En los últimos años, la medicina alternativa ha escalado hasta ponerse al frente del campo médico. Durante el año 2004 se realizaron encuestas sobre el tema, llegándose a saber que más de un tercio de la población adulta de occidente recurre a la medicina alternativa.
La herboristería es uno de los componentes de la medicina alternativa. Lo que para algunos es sólo una "moda", es en realidad una tradición secular. De hecho, muchos de los medicamentos que usamos hoy fueron creados originariamente con ingredientes naturales.
Ciertas drogas como el opio (de las amapolas), la aspirina (de la corteza de sauce blanco), la digitalina (de la planta llamada digital) y la quinina (del árbol de quina o cinchona). Curiosamente, la versión sintética de la aspirina se atribuye al inicio de la industria farmacéutica. La creó un químico que trabajaba para la Compañía Friedrich Bayer en Alemania. La empresa registró el término "aspirina" como marca pero Bayer perdió sus derechos de patente cuando los aliados tomaron el poder y vendieron los derechos en el extranjero después de la Segunda Guerra Mundial.
Éstos son tres remedios herbales que le ayudarán a combatir afecciones muy comunes:
1. Artritis
El término artritis se traduce literalmente como "inflamación de las coyunturas". Si sufre de artritis, probablemente tome medicamentos para combatir sus efectos o haya intentado otros "remedios caseros". Si aún no ha probado con la "urticación", tal vez le interese intentarlo, ya que puede resultarle efectiva.

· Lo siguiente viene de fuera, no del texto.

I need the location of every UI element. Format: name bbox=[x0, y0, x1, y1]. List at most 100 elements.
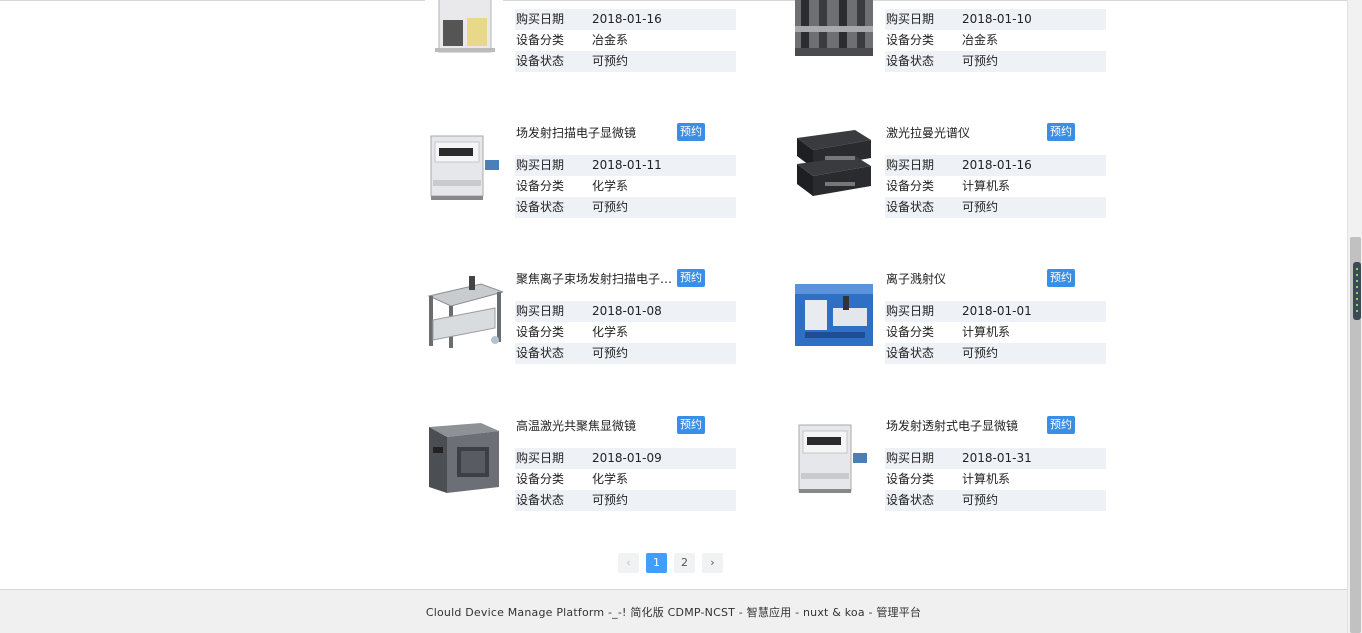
category-row: 设备分类 化学系 bbox=[515, 322, 736, 343]
category-label: 设备分类 bbox=[516, 325, 565, 339]
purchase-date-label: 购买日期 bbox=[886, 304, 935, 318]
status-value: 可预约 bbox=[592, 346, 629, 360]
status-value: 可预约 bbox=[962, 54, 999, 68]
category-row: 设备分类 计算机系 bbox=[885, 176, 1106, 197]
category-value: 化学系 bbox=[592, 472, 629, 486]
status-row: 设备状态 可预约 bbox=[885, 51, 1106, 72]
status-label: 设备状态 bbox=[886, 346, 935, 360]
device-name[interactable]: 场发射透射式电子显微镜 bbox=[886, 417, 1046, 435]
category-label: 设备分类 bbox=[516, 179, 565, 193]
status-row: 设备状态 可预约 bbox=[515, 51, 736, 72]
purchase-date-label: 购买日期 bbox=[516, 451, 565, 465]
status-row: 设备状态 可预约 bbox=[885, 343, 1106, 364]
book-button[interactable]: 预约 bbox=[1047, 269, 1075, 287]
purchase-date-label: 购买日期 bbox=[886, 158, 935, 172]
page-button-2[interactable]: 2 bbox=[674, 553, 695, 573]
category-row: 设备分类 计算机系 bbox=[885, 469, 1106, 490]
status-label: 设备状态 bbox=[516, 493, 565, 507]
category-row: 设备分类 化学系 bbox=[515, 469, 736, 490]
scroll-widget-icon bbox=[1353, 262, 1361, 320]
purchase-date-value: 2018-01-01 bbox=[962, 304, 1032, 318]
category-value: 冶金系 bbox=[592, 33, 629, 47]
purchase-date-label: 购买日期 bbox=[516, 158, 565, 172]
device-cabinet-icon[interactable] bbox=[425, 0, 503, 56]
device-name[interactable]: 高温激光共聚焦显微镜 bbox=[516, 417, 676, 435]
device-card: 激光拉曼光谱仪 预约 购买日期 2018-01-16 设备分类 计算机系 设备状… bbox=[795, 123, 1115, 218]
category-label: 设备分类 bbox=[516, 472, 565, 486]
category-value: 冶金系 bbox=[962, 33, 999, 47]
category-row: 设备分类 冶金系 bbox=[885, 30, 1106, 51]
status-row: 设备状态 可预约 bbox=[515, 343, 736, 364]
category-value: 计算机系 bbox=[962, 179, 1011, 193]
device-table-icon[interactable] bbox=[425, 270, 503, 348]
next-page-button[interactable]: › bbox=[702, 553, 723, 573]
status-value: 可预约 bbox=[962, 493, 999, 507]
category-row: 设备分类 冶金系 bbox=[515, 30, 736, 51]
purchase-date-row: 购买日期 2018-01-31 bbox=[885, 448, 1106, 469]
status-value: 可预约 bbox=[592, 493, 629, 507]
status-value: 可预约 bbox=[592, 200, 629, 214]
status-value: 可预约 bbox=[592, 54, 629, 68]
status-label: 设备状态 bbox=[886, 200, 935, 214]
purchase-date-value: 2018-01-16 bbox=[592, 12, 662, 26]
device-machine-icon[interactable] bbox=[795, 417, 873, 495]
purchase-date-value: 2018-01-09 bbox=[592, 451, 662, 465]
purchase-date-value: 2018-01-08 bbox=[592, 304, 662, 318]
purchase-date-value: 2018-01-11 bbox=[592, 158, 662, 172]
category-row: 设备分类 化学系 bbox=[515, 176, 736, 197]
status-label: 设备状态 bbox=[516, 54, 565, 68]
purchase-date-value: 2018-01-10 bbox=[962, 12, 1032, 26]
vertical-scrollbar[interactable] bbox=[1347, 0, 1362, 633]
device-name[interactable]: 离子溅射仪 bbox=[886, 270, 1046, 288]
device-blue-machine-icon[interactable] bbox=[795, 270, 873, 348]
book-button[interactable]: 预约 bbox=[1047, 123, 1075, 141]
status-value: 可预约 bbox=[962, 200, 999, 214]
device-machine-icon[interactable] bbox=[425, 124, 503, 202]
device-name[interactable]: 聚焦离子束场发射扫描电子显… bbox=[516, 270, 676, 288]
book-button[interactable]: 预约 bbox=[677, 123, 705, 141]
device-card: 离子溅射仪 预约 购买日期 2018-01-01 设备分类 计算机系 设备状态 … bbox=[795, 269, 1115, 364]
device-black-box-icon[interactable] bbox=[795, 124, 873, 202]
status-row: 设备状态 可预约 bbox=[885, 197, 1106, 218]
device-grey-box-icon[interactable] bbox=[425, 417, 503, 495]
purchase-date-row: 购买日期 2018-01-10 bbox=[885, 9, 1106, 30]
category-row: 设备分类 计算机系 bbox=[885, 322, 1106, 343]
book-button[interactable]: 预约 bbox=[1047, 416, 1075, 434]
status-label: 设备状态 bbox=[886, 493, 935, 507]
purchase-date-value: 2018-01-16 bbox=[962, 158, 1032, 172]
category-value: 计算机系 bbox=[962, 325, 1011, 339]
purchase-date-label: 购买日期 bbox=[886, 12, 935, 26]
status-row: 设备状态 可预约 bbox=[515, 490, 736, 511]
status-row: 设备状态 可预约 bbox=[515, 197, 736, 218]
book-button[interactable]: 预约 bbox=[677, 416, 705, 434]
purchase-date-row: 购买日期 2018-01-09 bbox=[515, 448, 736, 469]
purchase-date-row: 购买日期 2018-01-08 bbox=[515, 301, 736, 322]
purchase-date-row: 购买日期 2018-01-11 bbox=[515, 155, 736, 176]
device-card: 高温激光共聚焦显微镜 预约 购买日期 2018-01-09 设备分类 化学系 设… bbox=[425, 416, 745, 511]
device-card: 购买日期 2018-01-16 设备分类 冶金系 设备状态 可预约 bbox=[425, 0, 745, 72]
device-rack-icon[interactable] bbox=[795, 0, 873, 56]
device-card: 场发射透射式电子显微镜 预约 购买日期 2018-01-31 设备分类 计算机系… bbox=[795, 416, 1115, 511]
page-button-1[interactable]: 1 bbox=[646, 553, 667, 573]
device-card: 场发射扫描电子显微镜 预约 购买日期 2018-01-11 设备分类 化学系 设… bbox=[425, 123, 745, 218]
status-label: 设备状态 bbox=[516, 200, 565, 214]
footer-text: Clould Device Manage Platform -_-! 简化版 C… bbox=[425, 606, 922, 619]
purchase-date-row: 购买日期 2018-01-16 bbox=[515, 9, 736, 30]
purchase-date-row: 购买日期 2018-01-16 bbox=[885, 155, 1106, 176]
book-button[interactable]: 预约 bbox=[677, 269, 705, 287]
device-card: 聚焦离子束场发射扫描电子显… 预约 购买日期 2018-01-08 设备分类 化… bbox=[425, 269, 745, 364]
device-card: 购买日期 2018-01-10 设备分类 冶金系 设备状态 可预约 bbox=[795, 0, 1115, 72]
category-value: 化学系 bbox=[592, 325, 629, 339]
purchase-date-label: 购买日期 bbox=[516, 304, 565, 318]
category-label: 设备分类 bbox=[886, 33, 935, 47]
status-label: 设备状态 bbox=[516, 346, 565, 360]
purchase-date-label: 购买日期 bbox=[516, 12, 565, 26]
category-value: 化学系 bbox=[592, 179, 629, 193]
category-value: 计算机系 bbox=[962, 472, 1011, 486]
category-label: 设备分类 bbox=[886, 179, 935, 193]
status-row: 设备状态 可预约 bbox=[885, 490, 1106, 511]
device-name[interactable]: 激光拉曼光谱仪 bbox=[886, 124, 1046, 142]
category-label: 设备分类 bbox=[516, 33, 565, 47]
prev-page-button[interactable]: ‹ bbox=[618, 553, 639, 573]
device-name[interactable]: 场发射扫描电子显微镜 bbox=[516, 124, 676, 142]
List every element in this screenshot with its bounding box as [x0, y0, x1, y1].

La palabra "urticación" viene del nombre botánico Urtica Dioica y tiene unos 2.000 años de antigüedad, remontándose a tiempos bíblicos. La Urtica Dioica es la muy conocida ortiga. El tratamiento consiste en coger las ortigas con una mano protegida por un guante y frotar las articulaciones doloridas con las hojas. Puede sonar extravagante, pero se han comprobado sus efectos benéficos en muchos pacientes afectados de artritis que ahora cultivan sus propias ortigas para continuar con el tratamiento.
2. Alta presión sanguínea.
Pruebe con una sopa de verduras. Sí, sopa de verduras. Prepárela con algunas de las siguientes: apio, ajo, cardo, Kudzu, cebolla, tomate, bróccoli, zanahoria, verdolaga (o cualquier otra que contenga magnesio), azafrán, valeriana, hinojo, orégano, pimienta negra, albahaca y orégano. Tómela con regularidad. Elimine de su dieta el cerdo, la carne vacuna y el alcohol. Consuma más alimentos vegetales, hierbas, y siga una dieta vitamínica.
3. Caspa.
Haga su propio acondicionador capilar. Mezcle una cucharadita de té de sal de mesa con 6 tazas de agua. Caliente hasta que la sal se disuelva. Corte unos 10g. de Celidonia (también conocida como verruguera) fresca, o mida media taza de la planta seca molida. Añada a la solución. Deje reposar por 2 horas. Luego hierva lentamente la preparación por 20 minutos. Cuele el preparado. Añada 25 gr. de glicerina y continúe hirviendo a fuego lento hasta que el líquido quede reducido a dos tazas. Filtre la solución y envásela. Guárdela en lugar fresco. Aplíquesela una o dos veces al día como enjuague capilar.
IMPORTANTE: Asegúrese de informar a su médico y a su herbolario sobre los medicamentos y tratamientos herbales que esté tomando.